Quel est un autre nom pour le croustillon ?
En Belgique néerlandophone et à Bruxelles, le croustillon est souvent appelé smoutebolle(ke). Dans le nord de la France, on parle de « croustillon du Nord » ou tout simplement de « beignet de foire ». Certaines régions le connaissent aussi sous le nom de « pets de nonne », bien que cette appellation désigne parfois une pâtisserie différente, plus gonflée et creuse. Le terme varie surtout selon la zone géographique et le patois local.
Quel est le prix d’un croustillon à la foire ?
Les prix varient selon les foires et les régions, mais les tarifs observés en 2025 tournaient autour de 7 euros pour une barquette d’une dizaine de croustillons sur les grandes foires. Sur les marchés et les ducasses plus modestes, comptez plutôt entre 3 et 5 euros. Ces prix sont fixés librement par les forains et peuvent fluctuer d’une année à l’autre.
Peut-on faire des croustillons sans bière ?
Oui, tout à fait. La bière peut être remplacée par de l’eau gazeuse ou du lait sans compromettre la réussite de la recette. La texture sera un peu moins aérienne, car les bulles de l’eau gazeuse agissent moins longtemps que celles de la bière, mais le résultat reste très savoureux et convient parfaitement aux enfants ou à ceux qui ne consomment pas d’alcool.
Comment faire des croustillons moelleux ?
Le moelleux repose sur trois piliers : une pâte bien hydratée, un temps de repos d’au moins une heure pour développer les arômes et les bulles, et une cuisson rapide à 170-180°C pour que l’intérieur reste tendre.

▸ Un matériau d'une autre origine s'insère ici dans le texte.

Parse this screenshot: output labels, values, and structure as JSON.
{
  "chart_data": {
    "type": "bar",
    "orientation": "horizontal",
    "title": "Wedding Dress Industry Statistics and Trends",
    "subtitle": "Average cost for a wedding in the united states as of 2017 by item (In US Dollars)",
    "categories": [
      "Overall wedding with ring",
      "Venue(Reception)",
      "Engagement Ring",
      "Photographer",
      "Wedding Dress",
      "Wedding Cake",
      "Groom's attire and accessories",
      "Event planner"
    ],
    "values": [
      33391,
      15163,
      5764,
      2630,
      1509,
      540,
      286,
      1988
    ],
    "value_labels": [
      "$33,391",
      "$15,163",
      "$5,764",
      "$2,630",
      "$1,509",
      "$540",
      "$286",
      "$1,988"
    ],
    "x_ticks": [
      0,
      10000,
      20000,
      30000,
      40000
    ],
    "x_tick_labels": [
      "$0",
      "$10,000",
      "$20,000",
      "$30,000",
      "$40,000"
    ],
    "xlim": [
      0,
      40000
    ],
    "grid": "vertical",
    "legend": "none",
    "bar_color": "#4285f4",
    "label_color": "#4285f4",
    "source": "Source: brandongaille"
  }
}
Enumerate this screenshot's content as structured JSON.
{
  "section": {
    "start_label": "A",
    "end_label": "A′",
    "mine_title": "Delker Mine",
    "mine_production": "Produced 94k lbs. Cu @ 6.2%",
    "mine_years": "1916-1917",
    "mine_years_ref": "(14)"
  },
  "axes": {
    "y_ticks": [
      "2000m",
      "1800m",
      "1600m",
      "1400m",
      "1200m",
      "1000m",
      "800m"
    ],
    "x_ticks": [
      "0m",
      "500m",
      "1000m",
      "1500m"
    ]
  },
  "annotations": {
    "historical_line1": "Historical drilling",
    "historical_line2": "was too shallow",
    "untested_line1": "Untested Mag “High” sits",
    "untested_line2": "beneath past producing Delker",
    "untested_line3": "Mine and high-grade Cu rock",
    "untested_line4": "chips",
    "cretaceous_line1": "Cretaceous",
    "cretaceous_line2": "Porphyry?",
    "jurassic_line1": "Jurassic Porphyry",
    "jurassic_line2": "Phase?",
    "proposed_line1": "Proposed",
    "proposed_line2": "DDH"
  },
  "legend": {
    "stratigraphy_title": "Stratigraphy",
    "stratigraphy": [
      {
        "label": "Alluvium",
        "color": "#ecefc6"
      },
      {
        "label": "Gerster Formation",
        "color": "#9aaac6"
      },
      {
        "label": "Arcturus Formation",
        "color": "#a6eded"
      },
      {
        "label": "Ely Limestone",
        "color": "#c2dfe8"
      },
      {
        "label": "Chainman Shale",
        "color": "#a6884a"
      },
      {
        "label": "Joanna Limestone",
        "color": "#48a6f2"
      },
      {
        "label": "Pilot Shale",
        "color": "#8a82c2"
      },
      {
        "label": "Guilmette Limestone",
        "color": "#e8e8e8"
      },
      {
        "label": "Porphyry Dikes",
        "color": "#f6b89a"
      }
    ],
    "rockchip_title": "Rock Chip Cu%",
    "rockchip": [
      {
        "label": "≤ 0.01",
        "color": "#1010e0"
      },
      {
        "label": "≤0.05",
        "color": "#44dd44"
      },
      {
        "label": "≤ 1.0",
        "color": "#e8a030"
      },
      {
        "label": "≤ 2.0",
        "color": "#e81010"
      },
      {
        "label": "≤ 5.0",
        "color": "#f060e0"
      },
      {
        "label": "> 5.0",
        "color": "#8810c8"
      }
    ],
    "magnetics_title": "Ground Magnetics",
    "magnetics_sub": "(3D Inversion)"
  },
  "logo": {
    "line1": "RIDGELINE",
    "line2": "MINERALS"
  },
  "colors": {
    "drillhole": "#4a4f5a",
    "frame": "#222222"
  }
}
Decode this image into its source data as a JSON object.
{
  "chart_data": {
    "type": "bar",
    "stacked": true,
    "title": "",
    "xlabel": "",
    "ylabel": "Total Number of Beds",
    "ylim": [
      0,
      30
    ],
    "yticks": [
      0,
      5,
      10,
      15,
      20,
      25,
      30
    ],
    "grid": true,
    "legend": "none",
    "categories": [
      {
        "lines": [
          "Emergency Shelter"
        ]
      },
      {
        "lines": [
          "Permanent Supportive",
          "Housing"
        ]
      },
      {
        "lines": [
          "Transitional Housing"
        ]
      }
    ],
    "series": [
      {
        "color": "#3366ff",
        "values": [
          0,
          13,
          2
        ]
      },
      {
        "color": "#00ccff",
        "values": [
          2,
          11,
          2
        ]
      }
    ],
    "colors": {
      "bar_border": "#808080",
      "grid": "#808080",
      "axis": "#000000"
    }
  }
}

Évitez aussi de trop travailler la pâte après le repos, au risque de chasser l’air accumulé. Une cuillère de lait peut renforcer ce côté moelleux.
Comment réussir la cuisson des croustillons ?
La clé, c’est la température de l’huile, maintenue précisément entre 170 et 180°C. Trop froide, la pâte absorbe l’huile et devient grasse. Trop chaude, l’extérieur brûle avant que l’intérieur ne soit cuit. Utilisez un thermomètre de cuisson et ne mettez que quelques beignets à la fois, 2 à 3 minutes, en les retournant à mi-cuisson.
Quelle huile utiliser pour les croustillons ?
Privilégiez une huile neutre avec un point de fumée élevé : l’huile de tournesol, d’arachide ou une huile spéciale friture conviennent très bien. Évitez l’huile d’olive, dont le goût est trop marqué et le point de fumée trop bas. Après 4 à 5 utilisations, l’huile commence à se dégrader : filtrez-la et changez-la régulièrement.
Peut-on préparer la pâte à croustillons à l’avance ?
Oui, la pâte peut parfaitement reposer au réfrigérateur jusqu’à 24 heures après la première pousse. C’est même pratique pour organiser un goûter de fête. Sortez-la du réfrigérateur environ 30 minutes avant la cuisson pour qu’elle retrouve sa fluidité et sa température ambiante. Elle sera un peu plus ferme, mais tout aussi bonne une fois frite.